2013-12-24

The Goal Is Self-Exploration

A few weeks back, I had the good sense to add the "Find A Workout..." page to the blog. That page currently captures the most up-to-date suggestions I have for constructing a workout regimen. There, you will find information on how to train for a marathon (probably not your first marathon, though), an eight-week general fitness regimen that I developed to get in shape for a beach vacation, advice for runners both novice and experienced, tips on how to train for your first 10K, and how to build your own workout.

That's a lot of information. Let me further add the caveat that I am not really trained to be giving out all this advice, if by "trained" we mean "formally schooled." One of the reasons I find the "fitness world" so distasteful is that a lot of it consists of weird, cultish marketing. Mark Sisson wants you to "swallow the red pill" and eat like a caveman. Dr. Atkins wanted you to eat more bacon. Tony Horton wants you to make P90X a lifestyle. Others would prefer that you juice, or make shakes, or make smoothies. The Crossfit crowd is notoriously cultish. The list of examples is far too long.

If I wanted to be a fitness guru, it wouldn't be difficult for me. First, I'd acquire the aforementioned formal schooling, and that has become so easy in this day and age, that it really amounts to nothing more than a few weeks of self-study online courses. Maybe I'd buy a red t-shirt and some track pants, and take promotional photographs of myself with my arms folded and big, cheesy smile on my face. I'd develop a special conceptual language to advance my key messages, and to facilitate the sense that my book - and perhaps my DVD set - is part of a larger community of active, fit, happy people who all think uniform thoughts about how to run and how to work out. 

And how to eat. My, how we eat! We eat clean. (Not cleanly. I guess that's different.) We eat a special, scientifically tested, peer-researched (ha, ha, get it?) blend of carbohydrates, protein, and fat tailored to the exact physiological requirements of the human body, based on... oh, let's say evolutionary principles and archeo-culinary design. The recipe book that I've written to compliment the workouts you find on the DVD is yours free with any purchase from my line of dietary supplements, all of which make their own special appearance in recipes themselves. I take the guess-work out of eating clean. In fact, that will maybe be the subtitle of my book; or maybe it's just the QVC tagline, I'm not sure yet.
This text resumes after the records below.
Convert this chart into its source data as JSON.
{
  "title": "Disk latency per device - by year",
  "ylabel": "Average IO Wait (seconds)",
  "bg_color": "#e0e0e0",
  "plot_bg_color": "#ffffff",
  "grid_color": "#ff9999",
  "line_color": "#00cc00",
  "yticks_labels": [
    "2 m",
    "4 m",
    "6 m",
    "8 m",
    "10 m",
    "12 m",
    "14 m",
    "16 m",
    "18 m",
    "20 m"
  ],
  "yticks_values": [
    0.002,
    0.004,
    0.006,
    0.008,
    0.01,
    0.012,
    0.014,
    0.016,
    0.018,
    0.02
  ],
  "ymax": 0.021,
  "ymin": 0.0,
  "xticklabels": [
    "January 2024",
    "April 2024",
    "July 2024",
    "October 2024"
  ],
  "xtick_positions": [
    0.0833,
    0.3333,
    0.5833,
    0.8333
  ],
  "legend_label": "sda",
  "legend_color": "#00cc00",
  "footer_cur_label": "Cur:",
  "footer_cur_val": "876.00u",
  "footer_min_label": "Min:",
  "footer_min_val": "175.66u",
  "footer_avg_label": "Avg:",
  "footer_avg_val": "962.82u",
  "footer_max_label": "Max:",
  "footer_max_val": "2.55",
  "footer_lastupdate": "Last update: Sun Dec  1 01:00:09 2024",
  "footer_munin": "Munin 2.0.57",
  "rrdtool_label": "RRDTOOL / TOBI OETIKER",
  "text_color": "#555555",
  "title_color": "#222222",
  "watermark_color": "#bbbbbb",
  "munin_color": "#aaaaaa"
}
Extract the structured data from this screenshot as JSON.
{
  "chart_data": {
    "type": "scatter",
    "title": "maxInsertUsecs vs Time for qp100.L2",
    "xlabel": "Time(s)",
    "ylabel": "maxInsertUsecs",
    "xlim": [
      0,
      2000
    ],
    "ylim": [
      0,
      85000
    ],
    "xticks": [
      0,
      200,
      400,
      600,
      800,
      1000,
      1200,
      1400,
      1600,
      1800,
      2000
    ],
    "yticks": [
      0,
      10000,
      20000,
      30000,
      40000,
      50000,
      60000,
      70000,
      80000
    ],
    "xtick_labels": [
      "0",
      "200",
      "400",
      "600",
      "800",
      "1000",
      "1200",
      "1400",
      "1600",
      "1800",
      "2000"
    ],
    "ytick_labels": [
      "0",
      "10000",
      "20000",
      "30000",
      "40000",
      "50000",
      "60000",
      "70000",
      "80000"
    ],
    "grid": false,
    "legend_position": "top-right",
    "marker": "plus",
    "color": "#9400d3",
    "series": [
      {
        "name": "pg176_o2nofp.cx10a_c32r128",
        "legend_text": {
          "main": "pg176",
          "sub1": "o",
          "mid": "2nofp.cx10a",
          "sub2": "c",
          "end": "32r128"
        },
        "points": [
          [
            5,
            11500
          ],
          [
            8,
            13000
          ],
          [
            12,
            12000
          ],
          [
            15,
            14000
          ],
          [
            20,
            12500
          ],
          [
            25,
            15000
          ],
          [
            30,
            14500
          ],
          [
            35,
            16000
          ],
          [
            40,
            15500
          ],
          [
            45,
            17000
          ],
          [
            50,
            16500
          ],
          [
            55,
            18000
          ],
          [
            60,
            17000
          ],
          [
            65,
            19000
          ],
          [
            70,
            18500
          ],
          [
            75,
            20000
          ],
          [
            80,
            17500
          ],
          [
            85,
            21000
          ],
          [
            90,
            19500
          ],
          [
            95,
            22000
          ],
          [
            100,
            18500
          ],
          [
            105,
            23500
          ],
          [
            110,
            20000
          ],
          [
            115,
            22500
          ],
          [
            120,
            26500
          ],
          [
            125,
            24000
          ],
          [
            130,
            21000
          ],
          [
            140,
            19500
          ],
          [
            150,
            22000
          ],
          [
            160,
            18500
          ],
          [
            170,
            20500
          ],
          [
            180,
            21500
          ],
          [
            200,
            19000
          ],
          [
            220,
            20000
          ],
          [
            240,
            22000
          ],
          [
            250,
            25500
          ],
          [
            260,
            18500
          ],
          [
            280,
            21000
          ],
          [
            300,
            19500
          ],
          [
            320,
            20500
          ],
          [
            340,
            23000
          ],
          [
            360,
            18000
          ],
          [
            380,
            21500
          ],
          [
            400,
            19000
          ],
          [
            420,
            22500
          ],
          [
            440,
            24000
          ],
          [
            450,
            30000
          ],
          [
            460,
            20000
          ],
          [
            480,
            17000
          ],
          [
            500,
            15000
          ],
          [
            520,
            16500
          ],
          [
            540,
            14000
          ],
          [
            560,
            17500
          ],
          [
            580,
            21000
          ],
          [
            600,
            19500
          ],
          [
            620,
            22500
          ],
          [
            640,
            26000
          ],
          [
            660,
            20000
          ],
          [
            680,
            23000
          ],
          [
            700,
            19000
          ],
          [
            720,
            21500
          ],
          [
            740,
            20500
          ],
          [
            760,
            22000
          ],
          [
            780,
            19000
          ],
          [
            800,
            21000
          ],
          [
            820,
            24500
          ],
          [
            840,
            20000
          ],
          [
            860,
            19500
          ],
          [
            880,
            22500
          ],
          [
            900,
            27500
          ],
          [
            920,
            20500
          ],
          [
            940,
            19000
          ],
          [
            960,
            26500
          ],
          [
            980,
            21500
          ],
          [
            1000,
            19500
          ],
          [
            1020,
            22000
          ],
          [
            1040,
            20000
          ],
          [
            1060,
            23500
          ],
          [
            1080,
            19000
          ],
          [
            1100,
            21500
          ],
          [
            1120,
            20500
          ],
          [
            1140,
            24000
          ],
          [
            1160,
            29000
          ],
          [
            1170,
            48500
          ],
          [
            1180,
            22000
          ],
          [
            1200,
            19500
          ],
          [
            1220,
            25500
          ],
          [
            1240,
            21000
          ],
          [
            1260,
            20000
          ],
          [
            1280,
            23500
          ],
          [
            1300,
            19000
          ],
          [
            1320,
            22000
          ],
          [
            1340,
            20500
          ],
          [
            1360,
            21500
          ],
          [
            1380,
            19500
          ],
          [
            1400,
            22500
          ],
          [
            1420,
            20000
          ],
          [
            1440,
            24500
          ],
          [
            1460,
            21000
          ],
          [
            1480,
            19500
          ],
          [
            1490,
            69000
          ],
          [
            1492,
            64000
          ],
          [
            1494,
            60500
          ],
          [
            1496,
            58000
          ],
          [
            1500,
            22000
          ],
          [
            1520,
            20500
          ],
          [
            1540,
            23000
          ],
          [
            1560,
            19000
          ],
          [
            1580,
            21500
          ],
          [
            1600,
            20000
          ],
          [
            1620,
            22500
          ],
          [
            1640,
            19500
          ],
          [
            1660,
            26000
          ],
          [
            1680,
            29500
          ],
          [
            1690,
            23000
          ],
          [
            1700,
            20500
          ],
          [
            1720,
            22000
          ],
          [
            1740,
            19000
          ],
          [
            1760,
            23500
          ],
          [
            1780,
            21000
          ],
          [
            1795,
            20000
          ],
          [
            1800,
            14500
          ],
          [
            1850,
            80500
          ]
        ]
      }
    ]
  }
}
The point is, I could tell you how to eat, and train, and supplement, and think, and read so that your whole life would be wrapped up in this Stationary Waves running business.

I could, but I won't.

I suppose one important reason I won't do that is because, as I said, I lack the formal schooling to argue from authority. Another reason is my firm belief that every individual body is a little different and requires some tailor-made changes that only you yourself can be aware of. The workouts I've collected here are the workouts that I do myself. When you try out some of the 8W workouts, or when you attempt my 18-week marathon training, or when you get ready for a 10K by starting out one minute at a time, you really are working out right beside me. Thus, in a certain sense, you're getting workout ideas that are tailored to my own unique needs.

In light of all that, I'd like to write some more posts like the Stationary Waves Guide To Designing Your Own Workout. My goal here is not to convince you to workout my way, but to try to pass along the building blocks of information required for you to do some fitness self-exploration of your own.

I won't tell you how to eat. I'll tell you how I work out, but I won't argue that this is The Path to better health and wellness. What I'm really trying to do is get you started on a fitness Stationary Waves journey of your own. How do you know when to take a rest day? How do you know when you're starting to injure yourself? How do you know when to increase the intensity of your workouts? How do you know you're ready for a marathon?

You can go anywhere to learn how to do posture-perfect leg raises. You can decode the secrets of the paleo genome in any other corner of the internet. Here at Stationary Waves, we're not really interested in that. What we're striving for is a point where we all have the knowledge to develop our own unique approach to training.